DE MÍ Y DE MIS ANDANZAS CON LOS LIBROS

Me hice escritora con el tiempo y después de dar muchas vueltas sobre mí misma. Sí, las cosas como son; yo llegué al universo de la creación literaria tarde, ya algo mayor, en un momento —me temo— en el que el tren de la juventud ya había descarrilado; eso sí, con los vagones repletos de lecturas que se quedaron conmigo para siempre. Llegué a mis ficciones viajando desde otros derroteros, unos también cercanos a las letras, pero con otras perspectivas.
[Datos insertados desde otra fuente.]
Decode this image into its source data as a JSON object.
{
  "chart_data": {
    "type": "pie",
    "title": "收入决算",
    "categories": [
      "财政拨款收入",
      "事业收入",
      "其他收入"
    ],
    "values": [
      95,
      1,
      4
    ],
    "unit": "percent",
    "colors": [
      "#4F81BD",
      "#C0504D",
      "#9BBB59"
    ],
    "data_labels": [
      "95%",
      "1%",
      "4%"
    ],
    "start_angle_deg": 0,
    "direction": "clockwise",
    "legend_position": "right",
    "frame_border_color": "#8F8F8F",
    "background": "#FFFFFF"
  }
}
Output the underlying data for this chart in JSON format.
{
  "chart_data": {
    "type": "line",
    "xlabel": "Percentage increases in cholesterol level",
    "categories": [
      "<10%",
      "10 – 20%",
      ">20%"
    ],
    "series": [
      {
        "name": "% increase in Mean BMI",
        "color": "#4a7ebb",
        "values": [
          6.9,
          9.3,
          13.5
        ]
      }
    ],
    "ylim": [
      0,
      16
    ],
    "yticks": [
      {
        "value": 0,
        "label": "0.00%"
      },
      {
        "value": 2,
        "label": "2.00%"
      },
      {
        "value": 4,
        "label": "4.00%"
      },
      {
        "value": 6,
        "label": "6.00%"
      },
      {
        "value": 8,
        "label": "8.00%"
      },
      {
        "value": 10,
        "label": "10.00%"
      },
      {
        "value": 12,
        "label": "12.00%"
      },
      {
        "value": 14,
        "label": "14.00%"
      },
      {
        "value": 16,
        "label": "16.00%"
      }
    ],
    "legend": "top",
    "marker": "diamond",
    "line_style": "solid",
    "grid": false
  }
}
Si comienzo a relatar mi propia historia, desde el principio, he de decir que prácticamente tuve en la mano un libro desde que recuerdo. Entonces eran cuentos ilustrados, más feos o más bonitos, más grandes o más pequeños, y todos repletos de esas hormiguitas negras que reptaban entre las estampas que yo miraba embelesada e intuía que eran la clave de aquel universo de colores. Era tanta la ilusión que tenía de enterarme de qué trataban esos cuentos —y más al ver como aquellas letras se convertían en relatos en boca de los mayores— que aprendí a leer; lo hice con tantas ganas que a los cuatro años pude por fin descubrir todo lo que encerraban esos maravillosos artilugios de papel y cartón. Así, los libros pasaron a formar parte de la rutina de todos y cada uno de los días de mi vida.

Con el tiempo me hice historiadora por vocación, una que sentí desde niña. Estudié la carrera, me licencié en Historia Medieval y busqué mi camino por la senda de los documentos históricos, que recorrí gracias a estudiar un máster en Archivística. Fue genial, todo: el aprender de los mejores, el conocer gente estupenda y el tocar por primera vez viejos documentos empolvados y de letras imposibles. Sí, aquel fue mi primer contacto tangible con el oficio que había elegido: historiadora. Y aunque todo aquel mundo me fascinara y yo, convencida, supusiera que un archivo histórico sería para siempre mi guarida de tesoros, entonces la vida volvió a girar, y el camino también.

De desear ser medievalista, ya había pasado a pensar en ser archivera, pero no, para mí no había escapatoria: los libros, agazapados, me aguardaban… acechando. Aquel giro del destino me permitió seguir cerca de ellos, pero de otro modo y en otro lugar: las bibliotecas. Entonces decidí habitar en ellas y aprender a clasificar, interpretar y cuidar los libros. Para eso tuve que cursar estudios de Biblioteconomía. Fue entonces cuando conocí al que sería uno de los amores de mi vida: el libro antiguo.
En este punto vital, un nuevo sendero se abrió ante mí. Ni Edad Media, ni archivos, ni bibliotecas. Y seguí ese camino, que me llevó a enfilar la senda de estudio de aquel objeto que me fascinaba. Aparqué unos años más en la universidad, cursé el doctorado y me hice investigadora de libros antiguos, de viejas bibliotecas y de lecturas.

Entonces lo vi claro: sí, la calzada iba teniendo una dirección clara y las piezas iban encajando.

Los libros continuaban girando sobre mí: como lectora, historiadora y estudiosa de ellos. Al mismo tiempo, quise aprender a cuidarlos, preservarlos y embellecerlos. Por eso me hice encuadernadora y en ocasiones reparadora de algunas de sus heridas y cicatrices. Y hallé un nuevo lugar de esparcimiento —esta vez creado por mí—, uno que me permitiría conocer mejor a mis queridos libros desde otras perspectivas. En mi taller aprendí a diseccionarlos, curarlos, coserlos, envolveros con pieles, telas y papeles de colores y hacerlos más bonitos. Y monté mi particular Scriptorium. Con ese mismo nombre —como no podía ser de otra manera— doté de identidad a mi taller.

Una vez más mi pequeño mundo de libros volvió a dar un vuelco, otra vuelta en el camino justo cuando menos me lo esperaba —como pasan tantas cosas en la vida— y fue al plantearme algo más… ¿Y si intentaba fabricar también su alma?

Si lo que más me gustaba en este mundo era dedicarme a conocer, leer, cuidar, estudiar, vestir e historiar un libro, ¿por qué no iba yo a escribir alguno? Era una idea, quizá difícil, sí, pero no inalcanzable. Decidí que tenía que intentarlo. Y me hice escritora.

Puse todo mi empeño en escribir y comenzaron a gestarse mis primeros relatos literarios. En ellos, y muchas veces de forma inconsciente, fui desgranando todo lo que había ido aprendiendo con los años.

Y me sentí muy feliz. Y decidí que, desde ese momento, solo me dedicaría a escribir.
¿O quizá no? No sé… ¡La vida gira tanto!